L’ambition mondiale de Macky Sall vient de se heurter au mur du panafricanisme de salon. Alors que l’ancien président sénégalais lorgnait le prestigieux fauteuil de Secrétaire général des Nations unies pour succéder à António Guterres, l’Union africaine (UA) a douché ses espoirs dans une note verbale aussi sèche qu’authentifiée. Selon des sources proches de la Commission de l’UA, le projet de décision visant à soutenir sa candidature a été rejeté après l’opposition formelle de 20 États membres. Pour l’ex-locataire du palais de l’avenue Roume, ce désaveu continental sonne comme une fin de non-recevoir brutale, révélant les fractures persistantes au sein d’une organisation où le consensus est souvent une façade fragile.

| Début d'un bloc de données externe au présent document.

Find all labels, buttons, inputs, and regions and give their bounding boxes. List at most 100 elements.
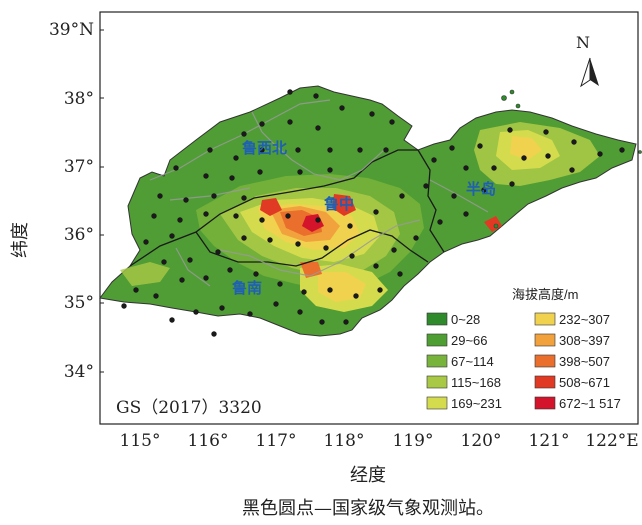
map-approval-number: GS（2017）3320 — [116, 398, 262, 418]
station-dot — [389, 119, 395, 125]
weather-stations — [121, 89, 625, 337]
lon-tick-120: 120° — [461, 431, 502, 451]
lon-tick-122: 122°E — [585, 431, 638, 451]
station-dot — [193, 309, 199, 315]
figure-caption: 黑色圆点—国家级气象观测站。 — [242, 498, 494, 519]
station-dot — [323, 245, 329, 251]
station-dot — [259, 147, 265, 153]
station-dot — [203, 275, 209, 281]
legend-label: 115~168 — [451, 375, 501, 390]
station-dot — [121, 303, 127, 309]
station-dot — [295, 147, 301, 153]
station-dot — [315, 125, 321, 131]
legend-label: 67~114 — [451, 354, 494, 369]
lon-tick-118: 118° — [324, 431, 365, 451]
station-dot — [153, 293, 159, 299]
station-dot — [169, 317, 175, 323]
station-dot — [315, 217, 321, 223]
legend: 海拔高度/m 0~28 29~66 67~114 115~168 169~231 232~… — [426, 287, 621, 411]
region-boundaries — [129, 149, 445, 267]
x-axis-title: 经度 — [350, 465, 386, 486]
legend-label: 672~1 517 — [559, 396, 621, 411]
station-dot — [357, 147, 363, 153]
station-dot — [399, 193, 405, 199]
station-dot — [353, 293, 359, 299]
station-dot — [287, 89, 293, 95]
station-dot — [241, 195, 247, 201]
station-dot — [437, 219, 443, 225]
station-dot — [597, 151, 603, 157]
north-arrow-icon: N — [576, 33, 599, 88]
region-label-south: 鲁南 — [232, 279, 262, 297]
station-dot — [227, 267, 233, 273]
lon-tick-121: 121° — [529, 431, 570, 451]
legend-swatch — [426, 354, 448, 368]
region-label-peninsula: 半岛 — [466, 180, 496, 198]
lat-tick-35: 35° — [64, 293, 94, 313]
station-dot — [477, 143, 483, 149]
station-dot — [203, 211, 209, 217]
station-dot — [481, 187, 487, 193]
station-dot — [157, 193, 163, 199]
station-dot — [187, 257, 193, 263]
station-dot — [287, 119, 293, 125]
legend-swatch — [534, 333, 556, 347]
station-dot — [219, 305, 225, 311]
station-dot — [215, 249, 221, 255]
station-dot — [241, 131, 247, 137]
station-dot — [169, 233, 175, 239]
station-dot — [161, 259, 167, 265]
station-dot — [391, 247, 397, 253]
station-dot — [397, 271, 403, 277]
station-dot — [173, 165, 179, 171]
station-dot — [327, 287, 333, 293]
legend-label: 29~66 — [451, 333, 488, 348]
rivers — [149, 99, 489, 287]
station-dot — [431, 157, 437, 163]
station-dot — [423, 183, 429, 189]
station-dot — [463, 211, 469, 217]
lon-tick-117: 117° — [256, 431, 297, 451]
station-dot — [233, 155, 239, 161]
station-dot — [543, 129, 549, 135]
station-dot — [259, 217, 265, 223]
region-label-northwest: 鲁西北 — [242, 139, 287, 157]
station-dot — [133, 287, 139, 293]
station-dot — [233, 213, 239, 219]
legend-swatch — [534, 396, 556, 410]
station-dot — [327, 167, 333, 173]
station-dot — [327, 147, 333, 153]
station-dot — [449, 145, 455, 151]
station-dot — [413, 235, 419, 241]
station-dot — [509, 181, 515, 187]
station-dot — [267, 237, 273, 243]
station-dot — [463, 165, 469, 171]
station-dot — [491, 165, 497, 171]
station-dot — [295, 241, 301, 247]
station-dot — [257, 169, 263, 175]
station-dot — [179, 277, 185, 283]
legend-label: 508~671 — [559, 375, 610, 390]
station-dot — [207, 147, 213, 153]
station-dot — [297, 309, 303, 315]
station-dot — [349, 253, 355, 259]
station-dot — [521, 155, 527, 161]
station-dot — [619, 147, 625, 153]
station-dot — [177, 217, 183, 223]
station-dot — [383, 147, 389, 153]
y-axis-title: 纬度 — [10, 222, 31, 258]
legend-label: 169~231 — [451, 396, 502, 411]
legend-swatch — [534, 375, 556, 389]
station-dot — [569, 167, 575, 173]
station-dot — [369, 111, 375, 117]
legend-swatch — [426, 333, 448, 347]
station-dot — [285, 213, 291, 219]
station-dot — [259, 121, 265, 127]
station-dot — [273, 301, 279, 307]
legend-label: 232~307 — [559, 312, 610, 327]
lat-tick-39: 39°N — [49, 20, 94, 40]
station-dot — [571, 139, 577, 145]
station-dot — [297, 169, 303, 175]
legend-swatch — [426, 312, 448, 326]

La chute est d’autant plus rude que la procédure de « l’approbation tacite », censée faciliter l’adoption du soutien, s’est retournée contre lui. Portée par le Burundi d’Évariste Ndayishimiye, la candidature n’a pas survécu au seuil fatidique des objections : il suffisait qu’un tiers des 55 pays membres dise « non » pour faire dérailler la machine. Si l’anonymat des frondeurs est pour l’instant préservé, ce blocage massif souligne une perte d’influence notable de l’ancien chef d’État sur l’échiquier diplomatique africain. « Le projet n’a pas été adopté », tranche laconiquement l’organisation, laissant Macky Sall sans l’indispensable onction de son propre continent pour la bataille de New York.Au-delà de la personne de Macky Sall, c’est la stratégie africaine pour 2027 qui est remise en question. Alors que le poste de Secrétaire général de l’ONU est théoriquement promis à l’Amérique latine selon une rotation géographique coutumière, de nombreuses voix s’élèvent pour réclamer, enfin, une femme à la tête de l’organisation internationale. Face à des poids lourds comme la Chilienne Michelle Bachelet ou la Costaricienne Rebeca Grynspan, la candidature de l’ancien président sénégalais paraissait déjà audacieuse. En manquant de fédérer sa propre base, il laisse le champ libre à ses concurrents sud-américains, tout en exposant les rancÅ“urs tenaces que sa gestion de la fin de mandat au Sénégal a pu laisser chez certains de ses pairs.
Le calendrier onusien, qui prévoit une prise de fonction au 1er janvier 2027, impose désormais une redistribution des cartes. Sans le bloc de l’UA derrière lui, le chemin vers le 38e étage du United Nations Plaza devient un mirage pour le Sénégalais. Ce revers pose également la question de la solidarité africaine face aux enjeux globaux : l’Afrique a-t-elle raté une occasion de peser ou s’est-elle simplement épargnée une candidature clivante ? Entre les accusations d’ingérence et les calculs géopolitiques, le rêve international de Macky Sall s’étiole, rappelant que dans les couloirs d’Addis-Abeba, le respect se gagne parfois plus difficilement que les élections.